The Lilavati FIR brutally punctures that assumption, even if it turns out to be a delayed scheme by disgruntled debtors. It begs broader questions- should the highest-paid executives be forced to step down (or at least step aside) when charged with a crime? Or do we trust in due process? Should we re-examine the laws that let an executive be tried under the very sections on criminal breach of trust (406, 409) meant for government servants – a reminder that RBI raised its own rules only in 2024 to explicitly forbid CMDS from public office if facing certain charges?

RBI has indeed tightened the leash on bank leaders in other ways. This year’s data on CEO pay showed only modest rises precisely “reflecting RBI’s close scrutiny of CEO remuneration”, and noted that every bonus or stock grant now needs prior RBI approval. Jagdishan’s 12% raise was granted, but future ones might be hard if regulators doubt the “integrity” piece of fit-and-proper.

Moreover, after the Punjab National Bank fraud and others, banks have dramatically beefed up internal audit and risk departments – except, it seems, for monitoring whether a CEO moonlights as someone else’s advisor. How does compliance measure this? Who on the HDFC board or in its compliance office would have known about Jagdishan’s alleged secret Trust role? The trust’s own charge – that this was a “clandestine”, undisclosed appointment – speaks volumes of the opacity here.

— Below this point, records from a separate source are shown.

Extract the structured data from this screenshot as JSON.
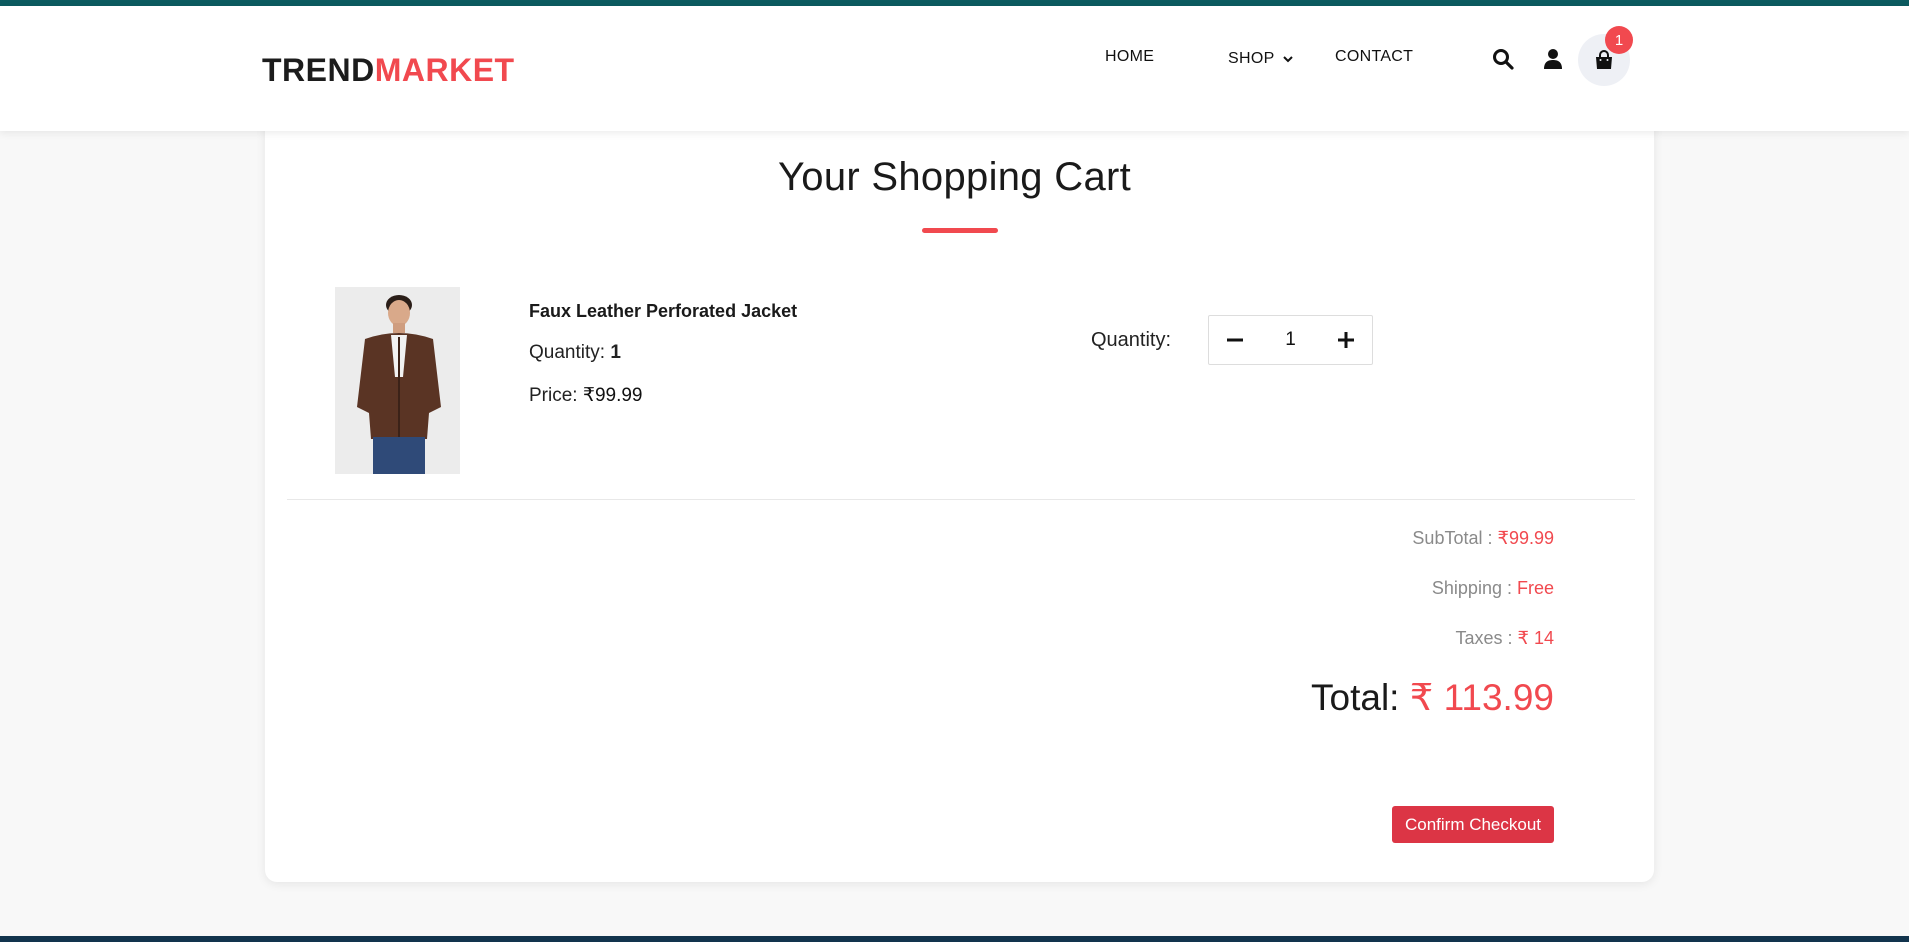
{
  "brand": {
    "part1": "TREND",
    "part2": "MARKET"
  },
  "nav": {
    "home": "HOME",
    "shop": "SHOP",
    "contact": "CONTACT"
  },
  "icons": {
    "search": "search-icon",
    "user": "user-icon",
    "cart": "shopping-bag-icon",
    "shop_dropdown": "chevron-down-icon"
  },
  "cart": {
    "badge_count": "1"
  },
  "page": {
    "title": "Your Shopping Cart"
  },
  "item": {
    "name": "Faux Leather Perforated Jacket",
    "quantity_label": "Quantity:",
    "quantity_value": "1",
    "price_label": "Price:",
    "price_value": "₹99.99"
  },
  "stepper": {
    "label": "Quantity:",
    "value": "1"
  },
  "summary": {
    "subtotal_label": "SubTotal :",
    "subtotal_value": "₹99.99",
    "shipping_label": "Shipping :",
    "shipping_value": "Free",
    "taxes_label": "Taxes :",
    "taxes_value": "₹ 14",
    "total_label": "Total:",
    "total_value": "₹ 113.99"
  },
  "checkout": {
    "label": "Confirm Checkout"
  },
  "colors": {
    "accent": "#f1494f",
    "button": "#dc3545",
    "top_stripe": "#0c5b60",
    "bottom_stripe": "#12344d"
  }
}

Privilege, Perk, and Punishment

In the end, Jagdishan’s story is a stress test for multiple principles. It tests HDFC’s governance: can a supposedly prudent, well-run bank have blind spots so obvious that private trustees are its fiercest critics? It tests legal norms: a sitting bank CEO challenged under criminal law, judges struggling with recusals – is our justice system equipped to handle such a conflation of commerce and crime? It tests regulators: RBI has stamped re-approvals in the past and controls CEO pay now, but does it have the backbone to re-examine its leader mid-term?

And it tests public faith: depositors and ordinary citizens watch this saga and wonder if the system polices the powerful at all, or simply protects them until public pressure forces action. Strong words, whether you agree or not, but they capture the gravity of what’s at stake.

Perhaps the fairest statement is that the coin is still in the air. Jagdishan’s leadership has brought HDFC Bank success and shareholders rich dividends. The allegations (once just hearsay) are now in court. India’s largest private bank has publicly defended its leader while regulators privately deliberate. The worst-case scenario – if Jagdishan is eventually convicted – would send shockwaves through Indian finance: it would confirm that even the helmsmen of major banks can be felled by the laws of the land.

The best-case scenario – if the FIR is quashed and all charges dropped – would leave HDFC’s image unblemished but the rumor of scandal still unnerving. In either event, nobody emerges looking good: the accusers look vindictive if their claims fail, and the bank looks defensive if its CEO is cleared.

HDFC Bank Logo and symbol, meaning, history, PNG

What should be absolutely clear is that in banking, size and rank are no shield from scrutiny. Every financial leader, however exalted, must answer for actions taken with public trust and money. Jagdishan’s gallant march from top-paid CEO to defendant is a sobering reminder that “the higher the perch, the longer the fall”. Indian banking can hardly afford to lose faith in its institutions because insiders pick fights in courtrooms. Irony aside, the Jagdishan saga must be resolved on facts and law, with regulators and judges holding firm. Only then can the sector ensure that the coin of privilege has a silver lining of integrity, not just glittering gold.